Other features of our modern world are worth noting. Although average wages in the US are the highest in the world, by several measures the US does not stack up well in "quality of life", compared to other industrialised countries.

  • The US has the lowest level of job security for workers, with the greatest chance of being dismissed without notice or reason. Other industrial nations generally prohibit sudden or arbitrary firings or plant closings.

  • US workers have the greatest chance of becoming unemployed without adequate unemployment insurance or medical insurance. The US has the lowest unemployment-income-to-employment-compensation ratio of all major industrial countries. (Duboff)

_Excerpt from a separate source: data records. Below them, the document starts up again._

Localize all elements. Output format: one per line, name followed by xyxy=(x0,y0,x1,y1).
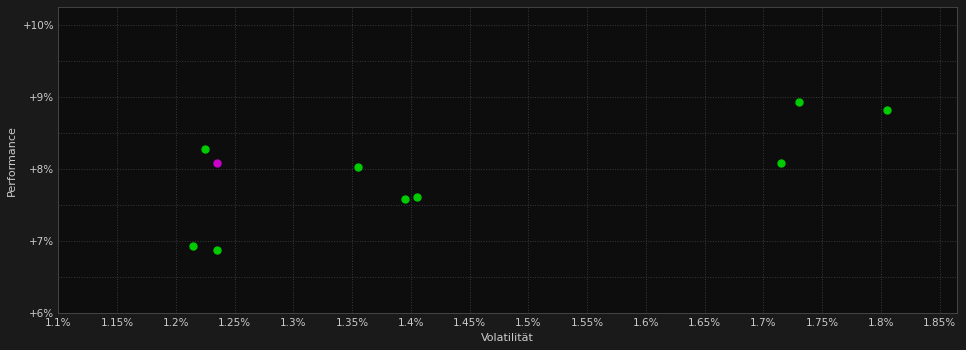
Point xyxy=(210,161,225,166)
Point xyxy=(791,99,807,105)
Y-axis label: Performance: Performance xyxy=(7,125,17,196)
Point xyxy=(197,146,213,152)
Point xyxy=(351,164,366,170)
Point xyxy=(185,244,201,249)
Point xyxy=(409,194,424,199)
X-axis label: Volatilität: Volatilität xyxy=(481,333,534,343)
Point xyxy=(397,197,412,202)
Point xyxy=(773,161,788,166)
Point xyxy=(210,247,225,253)
Point xyxy=(879,107,895,113)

  • US workers have less leisure time than workers in other industrial countries, with an average of 2.5 weeks annual vacation.

  • The US has lowest percentage of workers unionised, and lowest percentage voting in elections. By these measures, the US ranks at the bottom of 18 non-communist industrialised countries.

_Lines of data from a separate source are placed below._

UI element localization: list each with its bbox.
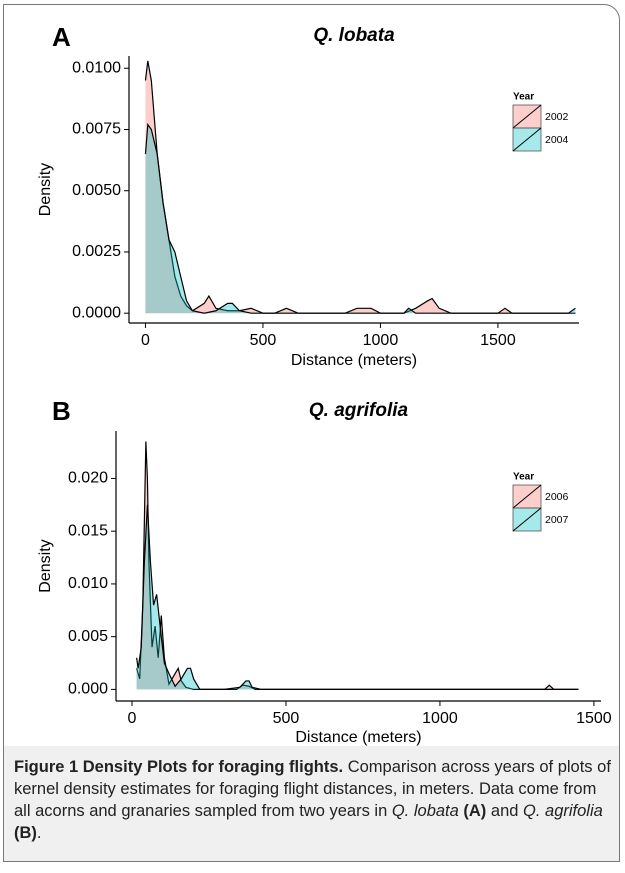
x-tick-label: 1000 — [422, 710, 458, 727]
caption-text: . — [36, 824, 42, 842]
legend-key-line — [512, 507, 542, 532]
figure-frame: A Q. lobata Distance (meters) Density 0.0000… — [3, 4, 620, 862]
y-axis-label: Density — [37, 539, 54, 592]
x-tick-label: 1000 — [363, 332, 399, 349]
legend-label: 2002 — [545, 111, 569, 123]
x-tick-label: 1500 — [576, 710, 612, 727]
y-tick-label: 0.0100 — [72, 59, 121, 76]
panel-label: A — [52, 22, 71, 52]
x-tick-label: 500 — [273, 710, 300, 727]
caption-title: Figure 1 Density Plots for foraging flig… — [14, 758, 344, 776]
density-line — [144, 122, 576, 314]
x-tick-label: 1500 — [480, 332, 516, 349]
legend-key-line — [512, 104, 542, 129]
y-tick-label: 0.0075 — [72, 121, 121, 138]
chart-title: Q. lobata — [313, 25, 395, 46]
panel-label: B — [52, 396, 71, 426]
legend-label: 2007 — [545, 514, 569, 526]
y-tick-label: 0.0000 — [72, 304, 121, 321]
legend-label: 2004 — [545, 134, 569, 146]
area-fill — [145, 60, 576, 314]
legend-title: Year — [513, 472, 534, 483]
y-tick-label: 0.005 — [68, 628, 108, 645]
caption-text: and — [486, 802, 524, 820]
legend-label: 2006 — [545, 491, 569, 503]
legend-key-line — [512, 484, 542, 509]
y-tick-label: 0.0025 — [72, 243, 121, 260]
caption-text: Q. lobata — [391, 802, 459, 820]
x-axis-label: Distance (meters) — [291, 352, 417, 369]
area-fill — [145, 124, 576, 314]
y-axis-label: Density — [37, 163, 54, 216]
y-tick-label: 0.0050 — [72, 182, 121, 199]
density-line — [136, 504, 579, 690]
caption-text: (B) — [14, 824, 37, 842]
y-tick-label: 0.015 — [68, 522, 108, 539]
area-fill — [136, 504, 579, 690]
x-tick-label: 0 — [128, 710, 137, 727]
caption: Figure 1 Density Plots for foraging flig… — [4, 746, 619, 861]
legend-key-line — [512, 127, 542, 152]
y-tick-label: 0.010 — [68, 575, 108, 592]
chart-title: Q. agrifolia — [309, 400, 409, 421]
legend-title: Year — [513, 92, 534, 103]
y-tick-label: 0.020 — [68, 470, 108, 487]
density-line — [144, 60, 576, 314]
x-tick-label: 0 — [141, 332, 150, 349]
x-tick-label: 500 — [250, 332, 277, 349]
caption-text: Comparison across years of plots of kern… — [14, 758, 611, 820]
x-axis-label: Distance (meters) — [295, 729, 421, 746]
caption-text: Q. agrifolia — [523, 802, 603, 820]
y-tick-label: 0.000 — [68, 681, 108, 698]
caption-text: (A) — [458, 802, 487, 820]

  • The US has a combined worst ranking for life expectancy and infant mortality, mainly due to extreme inadequacy of health care for minorities. The US spends more than other countries on health care (11% of GNP in 1988), but in 1986 it ranked 16th in infant mortality among the 21 wealthiest nations. If only whites were counted, the US would rank 12th.

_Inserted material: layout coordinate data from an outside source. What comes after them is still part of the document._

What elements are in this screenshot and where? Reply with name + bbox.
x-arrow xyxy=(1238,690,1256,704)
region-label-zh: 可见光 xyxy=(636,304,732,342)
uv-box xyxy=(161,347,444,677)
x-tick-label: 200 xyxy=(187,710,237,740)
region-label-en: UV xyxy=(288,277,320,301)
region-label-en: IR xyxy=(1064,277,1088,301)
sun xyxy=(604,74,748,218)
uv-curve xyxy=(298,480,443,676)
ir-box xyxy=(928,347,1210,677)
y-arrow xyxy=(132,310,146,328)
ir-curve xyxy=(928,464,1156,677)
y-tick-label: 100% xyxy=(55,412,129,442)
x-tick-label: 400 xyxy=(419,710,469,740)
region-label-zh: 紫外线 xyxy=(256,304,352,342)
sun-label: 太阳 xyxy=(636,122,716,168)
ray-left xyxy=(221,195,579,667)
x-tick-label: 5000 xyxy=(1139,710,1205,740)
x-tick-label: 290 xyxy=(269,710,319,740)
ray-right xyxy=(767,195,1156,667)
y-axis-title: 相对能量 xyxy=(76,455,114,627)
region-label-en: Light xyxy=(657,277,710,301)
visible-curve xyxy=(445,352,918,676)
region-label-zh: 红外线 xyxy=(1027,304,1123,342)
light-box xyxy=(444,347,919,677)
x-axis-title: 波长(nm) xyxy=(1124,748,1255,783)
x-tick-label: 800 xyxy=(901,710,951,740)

  • The US has the highest teenage pregnancy rate, twice that of runner-up Great Britain.

  • US citizens have the greatest likelihood of being killed by another person, nearly three times as likely as a resident of Finland, which has the second-highest murder rate.

As Bryn Mawr college economist Richard B. DuBoff says, "The central contradiction of American life — record-high per capita incomes coexisting with appalling social problems — does not result from random shocks to the system or bad luck". It results from policy choices — from "private" policies made by managers of large corporations, and from "public" policies made by elected and appointed officials whose elections and appointments are directly and heavily influenced by managers of private corporations.

It is unusual to find information on income and wealth in print. These are not common topics of public debate, though they affect us all directly. Perhaps this is because, "Today, despite more than 25,000 outlets in the United States, 23 corporations control most of the business in daily newspapers, magazines, television, books, and motion pictures". (Ben H. Bagdikian, Media Monopoly, 3rd Edition. [(Boston: Houghton Mifflin, 1990]).